Part I. In the Beginning
1. Megalosaurus: The “Great Lizard,” the “Scrotum Humanum”, and the First Named Dinosaur
2. Iguanodon: Gideon Mantell, Louis Dollo, and the First Dinosaur Fauna
3. Cetiosaurus: The “Whale Lizard,” Richard Owen, and the First Known Sauropod
4. Hadrosaurus: Joseph Leidy and the First American Dinosaur
5. Eoraptor: The First Dinosaurs
Part II. The Long-Necked Giants
6. Plateosaurus: Ancestors of the Giants
7. Apatosaurus and Brontosaurus: Marsh, Cope, and the Bone Wars
8. Diplodocus: The Real “Jurassic Park” and Carnegie’s Gift
9. Giraffatitan: The Tallest of the Tall, and the Tendaguru
10. Patagotitan: Who’s the Biggest of Them All?
Part III. Red in Tooth and Claw: The Theropods
11. Coelophysis: The Little Dinosaur of Ghost Ranch
12. Cryolophosaurus: Denizen of the Polar Darkness
13. Spinosaurus: Lost Giants of Egypt
14. Tyrannosaurus: King of the Tyrant Reptiles
15. Giganotosaurus: Biggest Predator of All?
16. Deinocheirus: “Terrible Hands” Lead to Big Surprises
17. Velociraptor: “Terrible Claws” and the Dinosaur Renaissance
18. Sinosauropteryx: Feathered Dinosaurs and the Origin of Birds
Part IV. Horns and Spikes and Armor and Duck Beaks: The Ornithischians
19. Heterodontosaurus: The Origin of Ornithischians
20. Stegosaurus: The “Roofed Lizard” and the Thagomizer
21. Ankylosaurus: Armored Dinosaurs and “Mr. Bones”
22. Corythosaurus: Duckbills with Headgear
23. Stegoceras: The “Unicorn Dinosaur” and the Boneheads
24. Protoceratops: The Griffin Legend and the Origin of Horned Dinosaurs
25. Triceratops: The “Dinosaurian Bison” and the Last of the Dinosaurs
4 thoughts on “New Prothero: Twenty Five Dino Discoveries”

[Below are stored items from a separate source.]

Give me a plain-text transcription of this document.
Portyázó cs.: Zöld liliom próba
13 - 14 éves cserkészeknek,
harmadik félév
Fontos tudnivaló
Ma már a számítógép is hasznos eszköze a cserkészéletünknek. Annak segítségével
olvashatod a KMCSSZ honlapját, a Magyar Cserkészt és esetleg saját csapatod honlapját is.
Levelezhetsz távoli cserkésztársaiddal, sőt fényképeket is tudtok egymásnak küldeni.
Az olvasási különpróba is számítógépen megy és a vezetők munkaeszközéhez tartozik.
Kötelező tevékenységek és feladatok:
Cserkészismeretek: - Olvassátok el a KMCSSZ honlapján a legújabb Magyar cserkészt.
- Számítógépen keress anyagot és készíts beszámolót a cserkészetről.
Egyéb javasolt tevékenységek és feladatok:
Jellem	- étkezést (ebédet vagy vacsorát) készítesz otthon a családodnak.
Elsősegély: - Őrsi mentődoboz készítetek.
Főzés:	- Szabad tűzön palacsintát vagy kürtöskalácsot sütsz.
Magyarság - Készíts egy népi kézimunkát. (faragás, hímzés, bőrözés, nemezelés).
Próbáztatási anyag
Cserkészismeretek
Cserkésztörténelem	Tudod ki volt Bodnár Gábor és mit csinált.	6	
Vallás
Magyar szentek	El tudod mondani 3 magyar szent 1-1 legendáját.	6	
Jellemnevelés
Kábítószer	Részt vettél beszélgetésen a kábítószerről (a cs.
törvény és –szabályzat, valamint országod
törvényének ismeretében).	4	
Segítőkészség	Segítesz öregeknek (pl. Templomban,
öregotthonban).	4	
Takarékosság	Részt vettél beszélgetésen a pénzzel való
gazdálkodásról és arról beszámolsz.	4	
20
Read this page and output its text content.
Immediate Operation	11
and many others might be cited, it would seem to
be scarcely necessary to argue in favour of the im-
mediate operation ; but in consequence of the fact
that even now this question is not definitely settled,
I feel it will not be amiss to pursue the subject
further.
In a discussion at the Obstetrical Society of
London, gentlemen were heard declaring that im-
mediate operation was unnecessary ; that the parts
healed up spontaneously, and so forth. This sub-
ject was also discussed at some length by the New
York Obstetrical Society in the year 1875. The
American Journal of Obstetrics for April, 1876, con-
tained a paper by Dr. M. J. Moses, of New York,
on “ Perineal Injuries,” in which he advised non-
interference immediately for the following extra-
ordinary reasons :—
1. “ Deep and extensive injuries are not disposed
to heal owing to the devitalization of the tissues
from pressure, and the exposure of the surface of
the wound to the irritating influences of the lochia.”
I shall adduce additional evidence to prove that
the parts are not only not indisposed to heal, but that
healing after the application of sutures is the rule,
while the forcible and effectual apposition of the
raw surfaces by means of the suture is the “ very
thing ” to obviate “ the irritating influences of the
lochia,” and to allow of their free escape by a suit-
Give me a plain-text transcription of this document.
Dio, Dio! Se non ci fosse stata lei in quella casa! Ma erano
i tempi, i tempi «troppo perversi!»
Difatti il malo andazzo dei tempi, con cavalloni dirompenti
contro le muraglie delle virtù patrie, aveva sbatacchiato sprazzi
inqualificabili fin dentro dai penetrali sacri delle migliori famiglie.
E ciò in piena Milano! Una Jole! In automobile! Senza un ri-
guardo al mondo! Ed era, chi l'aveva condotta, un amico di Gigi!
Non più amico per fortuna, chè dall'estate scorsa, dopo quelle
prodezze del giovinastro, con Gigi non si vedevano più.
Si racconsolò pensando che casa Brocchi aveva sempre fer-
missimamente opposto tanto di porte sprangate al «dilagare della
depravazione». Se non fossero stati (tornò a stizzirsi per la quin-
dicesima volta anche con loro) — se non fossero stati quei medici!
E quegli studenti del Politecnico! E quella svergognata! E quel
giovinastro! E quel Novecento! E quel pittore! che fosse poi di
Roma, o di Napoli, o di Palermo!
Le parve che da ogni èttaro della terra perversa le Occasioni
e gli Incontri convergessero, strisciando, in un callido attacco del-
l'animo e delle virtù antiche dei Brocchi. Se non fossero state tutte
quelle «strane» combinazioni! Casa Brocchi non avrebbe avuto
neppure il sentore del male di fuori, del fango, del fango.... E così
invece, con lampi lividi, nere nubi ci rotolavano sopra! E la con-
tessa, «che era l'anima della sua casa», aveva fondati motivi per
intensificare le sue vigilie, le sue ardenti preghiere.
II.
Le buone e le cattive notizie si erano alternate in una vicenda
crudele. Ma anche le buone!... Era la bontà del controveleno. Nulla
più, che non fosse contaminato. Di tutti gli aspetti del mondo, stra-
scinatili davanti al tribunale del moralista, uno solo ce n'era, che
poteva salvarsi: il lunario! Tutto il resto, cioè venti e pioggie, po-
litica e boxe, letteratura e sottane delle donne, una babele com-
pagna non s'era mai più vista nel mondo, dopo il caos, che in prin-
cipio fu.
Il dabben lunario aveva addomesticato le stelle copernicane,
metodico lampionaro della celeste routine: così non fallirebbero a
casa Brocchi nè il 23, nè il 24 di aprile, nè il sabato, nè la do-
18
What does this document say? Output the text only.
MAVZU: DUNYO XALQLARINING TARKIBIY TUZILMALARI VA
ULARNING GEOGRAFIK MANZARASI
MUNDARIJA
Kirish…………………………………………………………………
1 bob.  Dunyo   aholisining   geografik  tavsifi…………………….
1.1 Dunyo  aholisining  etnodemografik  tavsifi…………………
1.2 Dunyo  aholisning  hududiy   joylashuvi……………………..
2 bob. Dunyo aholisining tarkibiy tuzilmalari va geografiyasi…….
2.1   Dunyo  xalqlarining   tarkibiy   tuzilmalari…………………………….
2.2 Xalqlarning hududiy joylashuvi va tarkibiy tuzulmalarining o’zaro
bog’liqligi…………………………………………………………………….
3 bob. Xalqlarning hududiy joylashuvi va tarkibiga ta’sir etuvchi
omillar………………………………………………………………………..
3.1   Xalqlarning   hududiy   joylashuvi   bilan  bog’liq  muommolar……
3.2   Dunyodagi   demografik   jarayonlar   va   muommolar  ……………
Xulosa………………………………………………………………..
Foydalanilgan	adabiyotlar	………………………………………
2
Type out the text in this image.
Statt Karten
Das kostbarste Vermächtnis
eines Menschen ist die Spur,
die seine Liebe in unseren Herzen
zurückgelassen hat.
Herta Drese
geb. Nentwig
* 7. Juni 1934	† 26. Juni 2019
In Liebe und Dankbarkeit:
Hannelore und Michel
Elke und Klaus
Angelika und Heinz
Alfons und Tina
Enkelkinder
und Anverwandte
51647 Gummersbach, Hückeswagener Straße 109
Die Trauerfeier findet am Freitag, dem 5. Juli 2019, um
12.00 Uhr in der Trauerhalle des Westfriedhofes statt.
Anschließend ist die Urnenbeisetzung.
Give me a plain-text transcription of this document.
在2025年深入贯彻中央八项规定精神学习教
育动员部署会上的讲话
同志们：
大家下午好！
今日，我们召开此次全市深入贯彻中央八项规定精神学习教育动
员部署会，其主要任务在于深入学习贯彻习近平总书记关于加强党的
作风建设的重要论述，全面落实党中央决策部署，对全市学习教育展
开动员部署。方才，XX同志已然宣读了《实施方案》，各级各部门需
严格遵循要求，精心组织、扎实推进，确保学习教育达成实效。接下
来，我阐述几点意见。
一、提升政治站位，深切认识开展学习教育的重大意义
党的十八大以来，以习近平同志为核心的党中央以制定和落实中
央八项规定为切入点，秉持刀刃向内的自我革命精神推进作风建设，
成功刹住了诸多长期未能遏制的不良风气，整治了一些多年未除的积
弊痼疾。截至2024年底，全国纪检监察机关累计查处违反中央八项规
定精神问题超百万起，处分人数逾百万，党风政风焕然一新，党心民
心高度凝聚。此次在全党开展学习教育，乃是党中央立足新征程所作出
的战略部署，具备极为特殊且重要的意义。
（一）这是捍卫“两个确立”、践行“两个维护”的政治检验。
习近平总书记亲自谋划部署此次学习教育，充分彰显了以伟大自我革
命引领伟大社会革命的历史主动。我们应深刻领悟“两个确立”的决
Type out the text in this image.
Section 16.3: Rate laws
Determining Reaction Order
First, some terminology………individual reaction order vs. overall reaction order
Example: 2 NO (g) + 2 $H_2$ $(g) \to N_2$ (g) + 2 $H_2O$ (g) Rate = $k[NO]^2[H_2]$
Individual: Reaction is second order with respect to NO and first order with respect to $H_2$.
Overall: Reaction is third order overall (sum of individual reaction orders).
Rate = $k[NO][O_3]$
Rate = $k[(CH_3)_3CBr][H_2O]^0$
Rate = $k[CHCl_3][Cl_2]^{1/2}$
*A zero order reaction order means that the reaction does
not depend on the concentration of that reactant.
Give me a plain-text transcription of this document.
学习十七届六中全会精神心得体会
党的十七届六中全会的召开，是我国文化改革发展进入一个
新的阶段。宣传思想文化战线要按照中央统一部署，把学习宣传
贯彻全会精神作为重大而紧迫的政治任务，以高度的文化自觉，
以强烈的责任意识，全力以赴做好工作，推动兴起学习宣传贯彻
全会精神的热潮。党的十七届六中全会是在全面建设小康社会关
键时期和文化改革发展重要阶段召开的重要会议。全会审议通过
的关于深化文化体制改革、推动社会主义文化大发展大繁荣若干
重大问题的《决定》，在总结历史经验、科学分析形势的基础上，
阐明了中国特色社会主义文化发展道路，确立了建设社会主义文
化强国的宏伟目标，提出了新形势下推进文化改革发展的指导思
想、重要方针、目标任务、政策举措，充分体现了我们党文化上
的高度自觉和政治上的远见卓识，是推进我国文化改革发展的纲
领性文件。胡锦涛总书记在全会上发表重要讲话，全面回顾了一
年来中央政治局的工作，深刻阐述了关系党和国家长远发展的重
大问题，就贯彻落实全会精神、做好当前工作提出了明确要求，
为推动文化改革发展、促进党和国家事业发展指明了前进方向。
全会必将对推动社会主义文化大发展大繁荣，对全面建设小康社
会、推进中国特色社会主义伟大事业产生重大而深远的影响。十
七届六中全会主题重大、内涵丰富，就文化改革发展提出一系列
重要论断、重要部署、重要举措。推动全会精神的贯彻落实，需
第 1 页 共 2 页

I’ve read and often refer to several of Dr. Prothero’s books. Even those of us with advanced degrees can learn a lot from them if our degrees are in other specialties or are more than a few years old.
The existence of excellent, accessible, up to date, and interesting books on geology and paleontology by Don Prothero and others (Peter Ward comes to mind) makes it all the more difficult to understand why ignorance of science is so widespread in the U.S. (and seems to dominate one particular U.S. political party. Wilful ignorance it seems to be.